CHICAGO (WLS) -- "I'm confident we're making these stops in constitutional fashion," Chicago Police Supt. Garry McCarthy said Friday after reaching an agreement with the ACLU over so-called "stop-and-frisks."
In March, a report from the ACLU of Illinois found Chicago police officers disproportionately targeted blacks and other racial minorities in hundreds of thousands of stop, question and frisk encounters. The ACLU accused the Chicago Police Department's policy of feeding racial profiling and threatened a lawsuit.
The agreement avoids litigation and will lead to a change in CPD procedures, including more record-keeping, police officer training, and public disclosure on traffic stops. It will also set a national standard, McCarthy said.
"It's not going to be a change in the actual way we stop people, it's going to be a change in the way that we record it," McCarthy said.
The city and department have agreed to collect additional data about investigatory stops. That includes officers' names and badge numbers, the race, ethnicity and gender of the person stopped, the reason for the stop, the location, date and time of the stop and other details.
That information will be given to the ACLU and Former U.S. Magistrate Judge Arlander Keys, who will oversee the agreement's implementation and release a public report twice a year. Judge Keys will be able to look at where the stops are occurring and who is making them, down to the individual officer. The increased training is designed to ensure stops are conducted only when necessary and that pat downs are done only when legally justified.
"The policy provides for a high level of training and, more importantly, with it supervision to actually see that it is being done on the ground," McCarthy said.
When police officers make a stop, they must have a reasonable suspicion that a subject committed or is about to commit a crime and be able to articulate it under the U.S. Supreme Court ruling Terry v. Ohio. From May to August of 2014, Chicago police officers made more than 250,000 stops that did not lead to arrests, according to the ACLU study.

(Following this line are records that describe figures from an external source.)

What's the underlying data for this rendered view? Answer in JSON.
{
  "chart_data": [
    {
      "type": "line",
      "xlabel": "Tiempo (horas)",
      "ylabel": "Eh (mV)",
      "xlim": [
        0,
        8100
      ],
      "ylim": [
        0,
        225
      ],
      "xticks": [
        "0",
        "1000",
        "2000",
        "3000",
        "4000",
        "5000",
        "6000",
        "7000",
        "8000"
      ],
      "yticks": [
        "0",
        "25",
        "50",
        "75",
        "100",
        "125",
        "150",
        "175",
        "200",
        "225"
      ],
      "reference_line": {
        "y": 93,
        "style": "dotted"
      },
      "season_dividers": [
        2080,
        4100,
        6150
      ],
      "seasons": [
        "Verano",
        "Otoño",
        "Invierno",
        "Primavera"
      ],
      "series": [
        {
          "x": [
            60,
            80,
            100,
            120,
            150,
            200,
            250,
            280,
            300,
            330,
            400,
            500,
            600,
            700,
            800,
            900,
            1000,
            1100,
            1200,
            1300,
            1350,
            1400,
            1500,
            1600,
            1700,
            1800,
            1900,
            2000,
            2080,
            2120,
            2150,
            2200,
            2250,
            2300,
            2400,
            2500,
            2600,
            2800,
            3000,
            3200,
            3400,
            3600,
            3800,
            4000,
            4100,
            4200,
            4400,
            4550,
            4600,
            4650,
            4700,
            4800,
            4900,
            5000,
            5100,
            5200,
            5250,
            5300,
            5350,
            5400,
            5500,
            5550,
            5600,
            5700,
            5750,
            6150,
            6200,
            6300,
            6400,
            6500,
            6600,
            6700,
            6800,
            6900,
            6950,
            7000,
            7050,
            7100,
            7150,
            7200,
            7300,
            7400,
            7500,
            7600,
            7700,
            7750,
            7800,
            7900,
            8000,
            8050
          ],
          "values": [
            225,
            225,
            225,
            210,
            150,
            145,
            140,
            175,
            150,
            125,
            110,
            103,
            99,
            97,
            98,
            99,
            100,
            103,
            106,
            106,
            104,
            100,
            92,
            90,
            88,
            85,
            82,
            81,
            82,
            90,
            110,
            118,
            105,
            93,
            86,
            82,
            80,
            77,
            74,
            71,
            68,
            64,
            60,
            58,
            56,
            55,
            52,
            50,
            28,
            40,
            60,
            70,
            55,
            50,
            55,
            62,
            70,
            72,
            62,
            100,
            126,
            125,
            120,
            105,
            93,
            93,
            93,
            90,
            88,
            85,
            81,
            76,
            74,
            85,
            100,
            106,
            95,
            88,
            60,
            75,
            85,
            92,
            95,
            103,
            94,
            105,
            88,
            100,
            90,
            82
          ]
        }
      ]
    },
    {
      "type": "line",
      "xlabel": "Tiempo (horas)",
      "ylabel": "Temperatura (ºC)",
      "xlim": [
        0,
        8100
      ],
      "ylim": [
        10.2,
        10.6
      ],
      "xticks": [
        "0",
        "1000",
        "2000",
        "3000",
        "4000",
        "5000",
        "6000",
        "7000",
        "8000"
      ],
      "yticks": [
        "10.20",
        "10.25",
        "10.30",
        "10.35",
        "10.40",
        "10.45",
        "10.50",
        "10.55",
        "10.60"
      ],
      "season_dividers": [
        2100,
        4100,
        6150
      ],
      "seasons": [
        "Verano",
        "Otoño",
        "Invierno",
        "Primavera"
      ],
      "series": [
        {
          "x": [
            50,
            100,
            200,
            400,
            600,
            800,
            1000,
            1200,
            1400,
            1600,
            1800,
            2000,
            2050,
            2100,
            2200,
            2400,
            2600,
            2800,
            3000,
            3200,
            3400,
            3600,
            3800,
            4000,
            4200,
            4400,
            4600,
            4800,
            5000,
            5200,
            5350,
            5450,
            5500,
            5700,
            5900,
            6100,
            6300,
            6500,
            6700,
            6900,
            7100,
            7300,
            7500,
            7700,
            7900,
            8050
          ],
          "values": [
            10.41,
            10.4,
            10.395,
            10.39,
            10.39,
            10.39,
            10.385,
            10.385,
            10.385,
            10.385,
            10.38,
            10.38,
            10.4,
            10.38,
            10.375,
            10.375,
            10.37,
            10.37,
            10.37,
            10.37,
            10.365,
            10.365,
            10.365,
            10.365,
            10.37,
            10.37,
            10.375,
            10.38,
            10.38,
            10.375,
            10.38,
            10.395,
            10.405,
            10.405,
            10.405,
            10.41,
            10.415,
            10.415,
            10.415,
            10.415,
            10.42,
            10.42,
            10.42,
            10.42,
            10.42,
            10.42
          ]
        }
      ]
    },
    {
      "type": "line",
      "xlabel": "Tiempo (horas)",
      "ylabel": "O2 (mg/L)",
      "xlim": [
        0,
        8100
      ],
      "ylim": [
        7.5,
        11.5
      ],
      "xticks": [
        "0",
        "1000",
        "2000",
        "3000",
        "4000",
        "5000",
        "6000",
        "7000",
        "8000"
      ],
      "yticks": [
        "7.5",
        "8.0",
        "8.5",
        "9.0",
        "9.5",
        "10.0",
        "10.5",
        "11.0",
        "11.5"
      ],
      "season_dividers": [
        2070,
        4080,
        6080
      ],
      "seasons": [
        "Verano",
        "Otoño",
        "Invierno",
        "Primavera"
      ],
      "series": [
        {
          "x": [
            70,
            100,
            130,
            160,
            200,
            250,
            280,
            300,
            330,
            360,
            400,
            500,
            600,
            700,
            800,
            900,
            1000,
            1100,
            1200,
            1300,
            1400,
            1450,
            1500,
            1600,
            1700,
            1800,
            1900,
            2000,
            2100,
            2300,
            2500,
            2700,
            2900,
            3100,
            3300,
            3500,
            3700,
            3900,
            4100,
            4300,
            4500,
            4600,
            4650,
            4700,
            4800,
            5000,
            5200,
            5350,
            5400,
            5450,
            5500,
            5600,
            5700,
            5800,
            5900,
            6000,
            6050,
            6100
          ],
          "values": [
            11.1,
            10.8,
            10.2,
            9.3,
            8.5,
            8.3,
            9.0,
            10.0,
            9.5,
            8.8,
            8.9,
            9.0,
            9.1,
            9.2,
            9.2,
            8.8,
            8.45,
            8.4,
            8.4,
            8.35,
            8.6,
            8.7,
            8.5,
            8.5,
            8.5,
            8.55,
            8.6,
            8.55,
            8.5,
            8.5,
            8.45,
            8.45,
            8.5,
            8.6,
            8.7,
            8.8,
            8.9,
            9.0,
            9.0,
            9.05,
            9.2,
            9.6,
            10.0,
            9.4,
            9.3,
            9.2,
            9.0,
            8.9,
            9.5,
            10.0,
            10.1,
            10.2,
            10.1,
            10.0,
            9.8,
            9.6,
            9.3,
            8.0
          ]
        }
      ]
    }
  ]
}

Nearly 75-percent of the people stopped were African Americans.
"If we're not articulating our reasonable suspicion, we've got a problem," McCarthy said.
The City of Chicago, Chicago Police Department, and ACLU have been negotiating for months to avoid an expensive and time-consuming lawsuit.
"What we have done here is move past the litigation process and advanced directly to a collaborative process, to insure that stops on Chicago streets meet constitutional and legal standards," the parties said in a release.
MCCARTHY AND STOP-AND-FRISK
McCarthy made it clear Friday he is not a fan of the label stop-and-frisk.
"The words stop-and-frisk have taken on a meaning that go far beyond Terry V. Ohio," McCarthy said. "There is not a department in this country that has a stop-and-frisk-program... These are investigative stops and officers will perform protective pat-downs when necessary."
Two police departments where McCarthy worked came under fire for their use of the tactic - the New York City Police Department, where McCarthy was once a high-ranking member and Newark, New Jersey, which he headed before coming to Chicago. In New York, a monitor is overseeing changes to the stop-and-frisk policy after a federal judge ruled that the tactic sometimes discriminated against minorities. Last August, the city dropped its appeals of the decision after a new mayor took over who was elected, in part, on an anti-stop-and-frisk campaign.
And in Newark, the department was placed under a federal monitor after the U.S. Department of Justice found that during a period when McCarthy ran that department, 75 percent of pedestrian stops were made without constitutionally adequate reasons and in a city where blacks make up 54 percent of the population, they accounted for 85 percent of those stops.
CPD FACES FEDERAL LAWSUIT
The Chicago Police Department does face a federal lawsuit filed in April and seeking class-action status. In that lawsuit, six African-American Chicago residents claim the street stops have led to constitutional abuses, including unlawful searches and seizures as well as excessive force.
An attorney for the men said the settlement can only bolster his legal action.
"I don't think the police department will come out and say 'We were guilty of unconstitutional stops of African Americans,' ... I certainly think that it does add a lot of credibility to the lawsuit," said Antonio Romanucci.